Le premier verbe signifie aussi bien "rester" que "attendre" (sens du second verbe: le grec ne connaissant pas la notion subjective d'espoir). Par conséquent, les hommes (terme presque toujours négatif, surtout au pluriel), les attend ce qu'ils ne peuvent par principe jamais attendre et a fortiori s'imaginer. Même si le fragment est cité par Clément d'Alexandrie comme un témoignage d'une vie après la mort (et d'un Jugement Dernier), toute interprétation religieuse (chrétienne d'abord, les Juifs ne croyant pas à un au-delà) est inepte. Les hommes une fois morts deviennent des simples "corps" ou cadavres, et c'est encore moins appétissant que les excréments, comme dit un autre fragment: 

56        (DK B96, M76.)

νέκυες κοπρίων ἐκβλητότεροι

« Les morts [sont] plus abjects que les merdes. »

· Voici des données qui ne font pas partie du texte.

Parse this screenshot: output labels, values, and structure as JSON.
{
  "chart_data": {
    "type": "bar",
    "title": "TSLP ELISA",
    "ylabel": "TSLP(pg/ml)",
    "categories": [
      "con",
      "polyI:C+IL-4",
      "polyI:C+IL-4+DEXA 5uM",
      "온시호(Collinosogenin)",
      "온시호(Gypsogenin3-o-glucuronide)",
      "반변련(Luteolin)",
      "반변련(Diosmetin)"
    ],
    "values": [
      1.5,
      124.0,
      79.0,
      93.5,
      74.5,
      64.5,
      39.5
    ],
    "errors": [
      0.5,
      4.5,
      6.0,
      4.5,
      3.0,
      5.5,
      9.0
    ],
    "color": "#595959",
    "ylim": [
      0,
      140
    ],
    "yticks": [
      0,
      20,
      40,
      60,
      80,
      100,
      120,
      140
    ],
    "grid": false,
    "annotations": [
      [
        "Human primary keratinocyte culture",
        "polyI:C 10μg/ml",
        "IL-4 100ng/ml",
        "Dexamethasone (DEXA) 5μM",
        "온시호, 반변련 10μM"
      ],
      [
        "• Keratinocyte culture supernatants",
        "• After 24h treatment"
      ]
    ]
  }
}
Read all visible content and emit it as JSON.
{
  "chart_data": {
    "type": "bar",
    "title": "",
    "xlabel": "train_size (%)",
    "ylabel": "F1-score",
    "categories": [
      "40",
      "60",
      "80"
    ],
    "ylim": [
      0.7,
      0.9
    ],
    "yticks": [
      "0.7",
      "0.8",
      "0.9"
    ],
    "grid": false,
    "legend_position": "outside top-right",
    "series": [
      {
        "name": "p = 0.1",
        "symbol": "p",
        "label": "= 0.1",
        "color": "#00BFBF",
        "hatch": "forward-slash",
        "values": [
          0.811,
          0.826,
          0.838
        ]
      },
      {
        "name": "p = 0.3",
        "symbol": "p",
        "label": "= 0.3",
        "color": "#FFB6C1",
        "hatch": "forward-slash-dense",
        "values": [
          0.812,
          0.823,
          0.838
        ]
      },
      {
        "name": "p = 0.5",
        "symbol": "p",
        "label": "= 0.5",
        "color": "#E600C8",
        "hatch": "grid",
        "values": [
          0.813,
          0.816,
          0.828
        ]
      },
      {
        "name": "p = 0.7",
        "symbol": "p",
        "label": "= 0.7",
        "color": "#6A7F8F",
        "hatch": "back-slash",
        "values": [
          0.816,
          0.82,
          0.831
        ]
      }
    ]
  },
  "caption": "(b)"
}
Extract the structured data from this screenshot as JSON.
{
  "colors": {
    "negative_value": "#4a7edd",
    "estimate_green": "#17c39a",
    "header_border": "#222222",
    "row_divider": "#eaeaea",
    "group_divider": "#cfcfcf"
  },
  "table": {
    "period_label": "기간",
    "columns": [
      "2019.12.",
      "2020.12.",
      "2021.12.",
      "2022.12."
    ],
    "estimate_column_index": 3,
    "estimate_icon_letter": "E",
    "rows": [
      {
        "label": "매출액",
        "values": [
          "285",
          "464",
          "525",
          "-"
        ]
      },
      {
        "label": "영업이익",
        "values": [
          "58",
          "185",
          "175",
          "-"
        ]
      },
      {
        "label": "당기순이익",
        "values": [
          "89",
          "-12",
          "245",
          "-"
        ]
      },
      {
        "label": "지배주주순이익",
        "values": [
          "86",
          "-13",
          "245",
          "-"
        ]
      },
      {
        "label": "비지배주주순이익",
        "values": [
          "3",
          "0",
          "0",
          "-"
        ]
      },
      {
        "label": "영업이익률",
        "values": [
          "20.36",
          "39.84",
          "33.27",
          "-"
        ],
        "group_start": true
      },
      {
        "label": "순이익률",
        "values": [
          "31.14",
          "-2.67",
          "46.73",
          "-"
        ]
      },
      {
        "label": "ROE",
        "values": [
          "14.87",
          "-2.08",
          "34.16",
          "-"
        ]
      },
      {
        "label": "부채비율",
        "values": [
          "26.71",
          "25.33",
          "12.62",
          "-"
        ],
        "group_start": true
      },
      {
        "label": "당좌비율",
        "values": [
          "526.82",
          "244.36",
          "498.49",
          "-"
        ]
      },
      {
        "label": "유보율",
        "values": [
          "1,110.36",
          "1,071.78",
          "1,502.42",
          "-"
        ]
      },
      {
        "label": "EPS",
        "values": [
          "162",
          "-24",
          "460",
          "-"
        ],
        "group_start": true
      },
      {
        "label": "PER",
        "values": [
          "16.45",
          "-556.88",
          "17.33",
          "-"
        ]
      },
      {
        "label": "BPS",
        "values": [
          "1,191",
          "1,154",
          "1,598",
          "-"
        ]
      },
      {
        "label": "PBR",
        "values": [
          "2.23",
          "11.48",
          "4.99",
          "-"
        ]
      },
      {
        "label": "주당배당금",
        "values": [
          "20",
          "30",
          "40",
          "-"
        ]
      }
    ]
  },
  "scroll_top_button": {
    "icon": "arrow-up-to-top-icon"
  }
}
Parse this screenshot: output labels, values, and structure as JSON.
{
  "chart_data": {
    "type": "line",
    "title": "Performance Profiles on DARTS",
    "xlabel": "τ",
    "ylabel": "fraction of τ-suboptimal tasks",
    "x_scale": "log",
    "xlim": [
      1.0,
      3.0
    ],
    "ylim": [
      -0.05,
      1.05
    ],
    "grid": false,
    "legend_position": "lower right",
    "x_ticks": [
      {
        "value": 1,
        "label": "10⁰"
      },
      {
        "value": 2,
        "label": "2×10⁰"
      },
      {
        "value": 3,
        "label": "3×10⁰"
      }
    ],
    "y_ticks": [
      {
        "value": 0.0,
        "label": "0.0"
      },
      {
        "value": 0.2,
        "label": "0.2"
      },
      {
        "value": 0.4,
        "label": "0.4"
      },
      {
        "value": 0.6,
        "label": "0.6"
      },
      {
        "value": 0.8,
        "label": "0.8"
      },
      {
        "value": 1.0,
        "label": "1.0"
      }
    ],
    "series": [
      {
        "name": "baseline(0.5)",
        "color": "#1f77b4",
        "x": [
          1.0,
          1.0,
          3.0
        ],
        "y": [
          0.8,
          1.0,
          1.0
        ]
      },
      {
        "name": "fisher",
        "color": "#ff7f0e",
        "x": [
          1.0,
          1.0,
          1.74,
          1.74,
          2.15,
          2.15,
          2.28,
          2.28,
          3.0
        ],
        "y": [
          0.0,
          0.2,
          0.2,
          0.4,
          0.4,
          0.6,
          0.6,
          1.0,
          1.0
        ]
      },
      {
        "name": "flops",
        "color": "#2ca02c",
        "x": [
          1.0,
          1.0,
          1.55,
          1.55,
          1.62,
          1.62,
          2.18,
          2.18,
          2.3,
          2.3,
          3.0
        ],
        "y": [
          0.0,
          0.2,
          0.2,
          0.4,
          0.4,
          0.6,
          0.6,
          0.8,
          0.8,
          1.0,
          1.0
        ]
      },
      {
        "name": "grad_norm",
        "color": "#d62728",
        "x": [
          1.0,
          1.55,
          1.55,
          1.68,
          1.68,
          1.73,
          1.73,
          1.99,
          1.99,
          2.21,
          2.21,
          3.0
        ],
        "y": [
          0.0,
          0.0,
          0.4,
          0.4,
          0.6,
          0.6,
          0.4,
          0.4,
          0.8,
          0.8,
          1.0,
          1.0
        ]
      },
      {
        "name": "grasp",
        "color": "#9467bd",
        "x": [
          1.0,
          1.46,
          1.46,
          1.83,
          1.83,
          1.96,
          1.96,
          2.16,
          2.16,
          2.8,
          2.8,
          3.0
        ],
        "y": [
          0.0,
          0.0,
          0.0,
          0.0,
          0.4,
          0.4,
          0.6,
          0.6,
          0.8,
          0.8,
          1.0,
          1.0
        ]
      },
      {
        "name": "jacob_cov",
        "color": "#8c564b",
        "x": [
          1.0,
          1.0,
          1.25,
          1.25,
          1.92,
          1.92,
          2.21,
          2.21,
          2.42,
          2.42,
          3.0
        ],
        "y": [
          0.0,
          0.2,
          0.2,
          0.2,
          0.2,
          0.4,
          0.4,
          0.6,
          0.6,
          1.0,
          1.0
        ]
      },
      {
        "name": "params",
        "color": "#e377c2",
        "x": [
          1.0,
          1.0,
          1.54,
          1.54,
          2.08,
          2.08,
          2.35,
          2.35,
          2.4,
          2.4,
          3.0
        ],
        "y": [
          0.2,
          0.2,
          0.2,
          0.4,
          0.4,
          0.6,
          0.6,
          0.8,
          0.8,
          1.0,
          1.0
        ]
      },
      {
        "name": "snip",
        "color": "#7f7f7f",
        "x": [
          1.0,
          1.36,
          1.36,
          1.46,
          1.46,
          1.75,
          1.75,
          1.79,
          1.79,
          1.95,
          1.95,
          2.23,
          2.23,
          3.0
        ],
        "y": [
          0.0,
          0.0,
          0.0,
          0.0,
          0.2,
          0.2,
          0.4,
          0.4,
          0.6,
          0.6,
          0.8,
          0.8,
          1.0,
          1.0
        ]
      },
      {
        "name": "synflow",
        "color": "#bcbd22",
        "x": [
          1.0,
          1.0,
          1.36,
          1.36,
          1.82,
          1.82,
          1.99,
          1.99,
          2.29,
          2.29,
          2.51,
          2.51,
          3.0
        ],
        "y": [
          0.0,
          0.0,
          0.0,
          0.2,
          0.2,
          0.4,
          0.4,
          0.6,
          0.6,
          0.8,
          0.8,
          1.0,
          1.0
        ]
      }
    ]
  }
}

κοπρίων désigne le tas de fumier, pas loin de kopros, l’excrément, la merde (humaine), le caca : dans ces conditions, n’honore-t-on pas des fumiers en guise de héros « morts pour la patrie » ? Le culte rendu aux combattants tués à la guerre, sur les champs de bataille d’Arès, n’est-ce pas une forme de coprologie ? Si tous deux puent, seule la merde est naturelle, alors que le cadavre ne l’est pas, du moins pas entièrement. Le cadavre ne saurait se réduire à de la matière organique en décomposition; le terme grec employé, « nekues », ne saurait non plus se traduire sans violence par « cadavres »: la NEKUIA de l’Odyssée n’est pas une visite à la morgue ! Achille n’est pas un cadavre, autrement il ne saurait répondre à Ulysse parce qu’il n’aurait pas de nom. C’est pourquoi la plupart des tombes portent au moins le nom du mort inscrit sur la dalle ou la plaque funéraire. Or Héraclite n’accepte plus la vision homérique de l’Hadès. Donc « Il faut écarter les cadavres plus encore que l’ordure », et dans ces cadavres Héraclite a déjà rangé les glorieux ancêtres. Sa parole fait irruption comme la foudre qui brise la continuité illusoire du temps comme succession (une succion, plutôt). Mais en même temps qu’elle rejette les cadavres, cette même parole accueille « la » mort comme l’éveil à la clarté de la distinction pure. Le feu ne se contente pas de consumer, il purifie. Cette purification n’a rien d’une sacralisation, car il n’y a rien au monde qui ne soit pur sans être passé par ce feu — un feu un & commun qui s’échange contre toutes choses comme les marchandises avec l’or et vice-versa.

Sunday, October 5, 2014

Sauf Un




Un est la folie des prêtresses qui s’en vont leurs robes ouvertes sur leur sexe brûlant dans la nuit sacrée danser.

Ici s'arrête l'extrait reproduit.